Malawians and Tanzanians have been waiting for a decision to be made by the Africa Forum of Former African Heads of State and Government on the ongoing dispute between Tanzania and Malawi over Lake Malawi (or Lake Nyasa as the body of water is known in Tanzania). However, the expected deadline, the end of September 2013, has come and gone.
Indeed, the mediation team was initially given up to September to conclude the mediation process. However, the team indicated that there were some technicalities that were not in place then, that made it not possible for the work to be done by the set deadline.
There has since been movement on the technicalities, and the Government of Malawi hopes that the mediation process will be finalised in the shortest time possible.
You will recall that the team travelled again to Lilongwe in September, to give an update on their work. They wanted Malawi’s and Tanzania’s position on some issues to do with the dispute over the lake.
Despite the ongoing dispute, the Malawian government has awarded two further companies, RAKGAS (United Arab Emirates) and Pacific Oil & Gas (Singapore), with rights to explore for hydrocarbons along the Malawi Rift, which is characteristic of the western branch of the East African Rift system. This decision was made in late October when the Licensing Committee met to review applications for (reconnaissance, exploration and mining) licences; it had been almost 1 year since the last committee meeting.
The area with potential for hydrocarbons has been divided into 6 blocks. 4 companies have now been awarded exploration rights to these blocks.
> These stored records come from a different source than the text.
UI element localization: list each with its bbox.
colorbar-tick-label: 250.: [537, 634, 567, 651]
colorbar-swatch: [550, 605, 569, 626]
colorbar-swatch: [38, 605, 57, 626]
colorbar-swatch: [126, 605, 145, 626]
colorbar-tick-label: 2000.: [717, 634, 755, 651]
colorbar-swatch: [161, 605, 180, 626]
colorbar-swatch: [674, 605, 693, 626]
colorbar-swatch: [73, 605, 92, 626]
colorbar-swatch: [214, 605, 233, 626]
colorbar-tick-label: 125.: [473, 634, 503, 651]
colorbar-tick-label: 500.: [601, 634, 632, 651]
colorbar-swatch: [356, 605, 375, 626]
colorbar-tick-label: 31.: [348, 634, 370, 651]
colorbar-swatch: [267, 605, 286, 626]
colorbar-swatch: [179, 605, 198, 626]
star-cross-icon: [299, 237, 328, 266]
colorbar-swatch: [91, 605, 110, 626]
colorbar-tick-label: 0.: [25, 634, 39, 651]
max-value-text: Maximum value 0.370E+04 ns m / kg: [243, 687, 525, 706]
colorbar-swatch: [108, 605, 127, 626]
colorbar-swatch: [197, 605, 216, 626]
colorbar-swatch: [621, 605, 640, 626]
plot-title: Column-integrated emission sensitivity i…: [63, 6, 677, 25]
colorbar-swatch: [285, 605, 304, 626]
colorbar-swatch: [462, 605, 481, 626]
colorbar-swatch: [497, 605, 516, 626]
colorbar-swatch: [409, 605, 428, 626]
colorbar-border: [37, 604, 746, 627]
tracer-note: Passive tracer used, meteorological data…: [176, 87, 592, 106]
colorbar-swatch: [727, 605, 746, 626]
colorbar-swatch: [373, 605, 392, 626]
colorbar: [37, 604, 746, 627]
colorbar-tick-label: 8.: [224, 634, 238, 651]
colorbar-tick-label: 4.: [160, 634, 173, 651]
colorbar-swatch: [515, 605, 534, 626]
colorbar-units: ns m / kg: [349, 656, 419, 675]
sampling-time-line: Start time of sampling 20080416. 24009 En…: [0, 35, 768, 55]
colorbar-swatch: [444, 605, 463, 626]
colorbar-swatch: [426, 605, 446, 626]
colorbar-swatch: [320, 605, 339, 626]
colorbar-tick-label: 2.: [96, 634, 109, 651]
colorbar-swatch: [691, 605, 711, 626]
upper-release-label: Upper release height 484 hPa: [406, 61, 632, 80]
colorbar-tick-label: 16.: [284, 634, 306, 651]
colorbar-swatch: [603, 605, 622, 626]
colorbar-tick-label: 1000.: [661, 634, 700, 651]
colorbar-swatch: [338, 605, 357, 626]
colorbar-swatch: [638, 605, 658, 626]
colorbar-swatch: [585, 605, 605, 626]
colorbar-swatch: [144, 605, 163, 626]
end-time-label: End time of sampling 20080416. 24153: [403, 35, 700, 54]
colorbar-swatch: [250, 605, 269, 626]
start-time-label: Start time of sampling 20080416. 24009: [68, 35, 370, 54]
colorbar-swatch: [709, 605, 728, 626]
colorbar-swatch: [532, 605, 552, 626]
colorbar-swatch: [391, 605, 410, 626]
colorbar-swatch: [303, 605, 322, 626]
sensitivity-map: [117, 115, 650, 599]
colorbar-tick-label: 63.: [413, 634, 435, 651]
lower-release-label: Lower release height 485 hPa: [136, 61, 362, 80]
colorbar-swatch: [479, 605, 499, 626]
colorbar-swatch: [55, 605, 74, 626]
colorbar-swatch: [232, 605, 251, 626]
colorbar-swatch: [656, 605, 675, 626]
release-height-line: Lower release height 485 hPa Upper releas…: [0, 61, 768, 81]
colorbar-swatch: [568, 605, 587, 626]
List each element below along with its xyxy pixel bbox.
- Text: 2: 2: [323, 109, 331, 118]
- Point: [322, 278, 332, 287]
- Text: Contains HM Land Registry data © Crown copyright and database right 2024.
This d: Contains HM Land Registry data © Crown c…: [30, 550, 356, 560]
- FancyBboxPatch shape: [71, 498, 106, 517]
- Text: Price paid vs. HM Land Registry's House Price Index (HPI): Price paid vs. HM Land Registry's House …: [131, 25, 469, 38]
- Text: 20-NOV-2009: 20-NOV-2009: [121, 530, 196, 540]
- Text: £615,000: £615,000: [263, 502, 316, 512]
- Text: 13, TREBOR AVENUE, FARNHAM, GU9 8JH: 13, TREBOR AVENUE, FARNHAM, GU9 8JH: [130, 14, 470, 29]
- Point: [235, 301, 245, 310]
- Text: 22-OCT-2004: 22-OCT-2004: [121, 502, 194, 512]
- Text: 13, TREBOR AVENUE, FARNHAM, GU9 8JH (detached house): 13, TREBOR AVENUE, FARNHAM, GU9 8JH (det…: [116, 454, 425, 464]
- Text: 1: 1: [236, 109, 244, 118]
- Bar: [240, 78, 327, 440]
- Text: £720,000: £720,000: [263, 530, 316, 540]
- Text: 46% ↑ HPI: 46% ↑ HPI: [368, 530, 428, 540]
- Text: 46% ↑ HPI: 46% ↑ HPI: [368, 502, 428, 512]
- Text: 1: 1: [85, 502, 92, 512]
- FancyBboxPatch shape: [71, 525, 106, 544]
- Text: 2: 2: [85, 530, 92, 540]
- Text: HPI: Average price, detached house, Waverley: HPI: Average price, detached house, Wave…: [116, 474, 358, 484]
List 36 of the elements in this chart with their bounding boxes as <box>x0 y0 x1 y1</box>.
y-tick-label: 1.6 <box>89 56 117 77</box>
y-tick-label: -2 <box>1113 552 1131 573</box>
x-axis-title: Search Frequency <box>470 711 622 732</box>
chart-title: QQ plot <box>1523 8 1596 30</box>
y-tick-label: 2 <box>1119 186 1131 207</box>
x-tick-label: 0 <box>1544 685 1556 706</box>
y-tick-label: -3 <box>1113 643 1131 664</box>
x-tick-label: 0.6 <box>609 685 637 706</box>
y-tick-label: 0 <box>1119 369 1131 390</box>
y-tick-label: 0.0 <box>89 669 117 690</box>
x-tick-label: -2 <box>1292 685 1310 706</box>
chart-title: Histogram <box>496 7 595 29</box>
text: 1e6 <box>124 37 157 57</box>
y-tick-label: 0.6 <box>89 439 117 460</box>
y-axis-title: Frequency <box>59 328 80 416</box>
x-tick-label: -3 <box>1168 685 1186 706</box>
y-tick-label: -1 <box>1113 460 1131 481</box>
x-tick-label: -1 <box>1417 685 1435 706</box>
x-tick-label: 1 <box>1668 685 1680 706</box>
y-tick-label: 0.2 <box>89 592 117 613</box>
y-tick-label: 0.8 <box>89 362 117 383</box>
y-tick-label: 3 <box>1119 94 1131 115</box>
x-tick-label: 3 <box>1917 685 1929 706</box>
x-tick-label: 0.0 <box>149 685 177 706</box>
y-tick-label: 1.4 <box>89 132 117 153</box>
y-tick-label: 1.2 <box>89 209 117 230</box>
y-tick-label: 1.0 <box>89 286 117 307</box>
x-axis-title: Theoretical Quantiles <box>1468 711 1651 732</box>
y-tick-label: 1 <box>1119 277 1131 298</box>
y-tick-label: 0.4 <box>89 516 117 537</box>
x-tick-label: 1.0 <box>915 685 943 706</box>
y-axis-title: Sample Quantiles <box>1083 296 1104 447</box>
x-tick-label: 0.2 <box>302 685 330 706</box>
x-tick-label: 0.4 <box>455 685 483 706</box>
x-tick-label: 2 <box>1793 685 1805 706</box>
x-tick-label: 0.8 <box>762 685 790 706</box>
- Block 1: SacOil (awarded in 2012, 12,265 square kilometres, north-western block bordering Tanzania and Zambia, all environmental work expected to be complete by Q3 2014)
- Blocks 2 & 3: Surestream Petroleum (awarded in 2011, 20,000 square kilometers, north and central blocks on Lake Malawi)
- Blocks 4 & 5: RAKGAS (awarded in 2013)
- Block 6: Pacific Oil & Gas (awarded in 2013)
Thus Kainsha Energy’s bid for an exploration licence for one of the blocks has been unsuccessful.
Kalichero highlighted that the companies will not explore in contested waters and indicated that “there is nothing wrong with the awarding of the licenses. Discussions are underway on the dispute“.
Nevertheless, The Wall Street Journal has placed Surestream Petroleum and SacOil among a
[…] breed of wildcatters who deploy a risky and sometimes lucrative strategy: Look for oil in politically or geologically fraught lands after cutting deals with governments that claim the lands, even if those claims are in dispute.
[…] U.K.-based Surestream Petroleum Ltd. and South Africa’s SacOil Holdings Ltd. said last year they secured rights from Malawi in an area Tanzania claims. Officials for the companies and countries declined to comment or didn’t respond to inquiries.